La gestion de la mairie de Sarh, et son corolaire d’incohérences n’est pas perdue de vue. L’auteur révèle qu’en décembre 2019, la mairie était gérée par une commission dirigée par le gouverneur de la province qui en est le président, alors que des conseillers ont été élus et, en leur sein, forment le bureau exécutif. Sept mois après, le constat est que le personnel est encore en grève à cause de sept mois d’arriérés de salaire. Pendant ce temps, les responsables continuent de s’accuser mutuellement de détournements par les ondes des radios interposées. La patate chaude se refile sans qu’une solution ne soit trouvée. Dr Sanodji Abiathar évoque aussi l’école, compare les sujets de bac des années 70-80 à ceux de ces dernières années qui sont nettement différents, et conclut que l’université est le prolongement du lycée parce qu’on copie encore les cours. Plus grave, il se demande comment peut-on créer une université sans créer une bibliothèque de renom afin de favoriser les recherches. Et de constater aussi qu’il est impossible de faire des recherches à Sarh, puisqu’il n’y a qu’une seule bibliothèque privée au centre Don Bosco qui est plutôt scolaire et non universitaire. Il lâche que ce n’est pas la peine de créer des structures politiquement, si les conditions ne sont pas réunies.
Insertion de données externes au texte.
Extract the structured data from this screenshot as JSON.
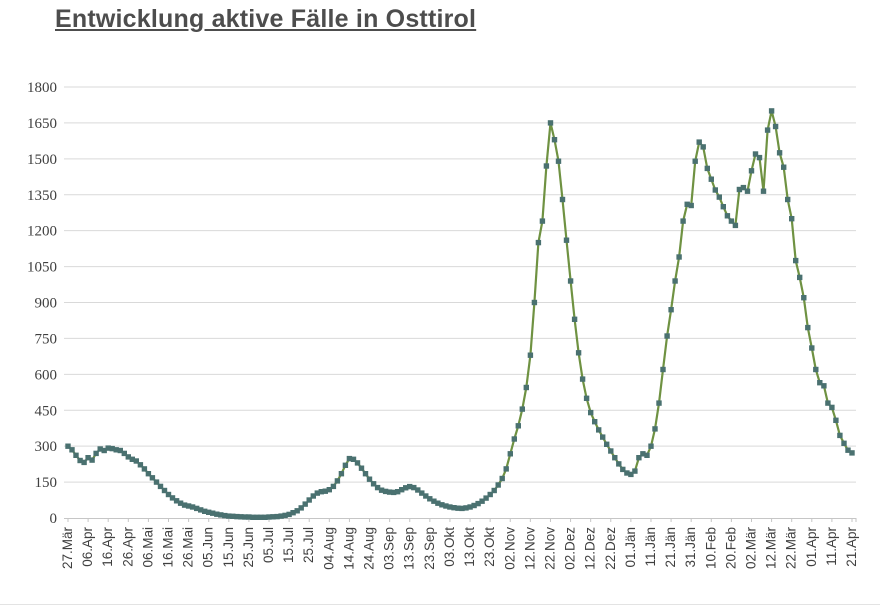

Quelques aspects développés dans le livre pour permettre à celui qui ne connaît pas Sarh de mieux la découvrir et celui qui l’a connaît de la redécouvrir en parcourant l’ouvrage. “Je le dévoile un peu mais il faut aller dans le livre pour le découvrir. Pour une fois, un (premier) ouvrage le plus volumineux sur la ville de Sarh est disponible, et dans lequel on peut y puiser des éléments pour bâtir quelque chose. Ce qui m’intéresse, ce sont les points de vue”, dit-il. Un livre qu’il dédie aux sarhois et souhaite qu’ils se l’approprient.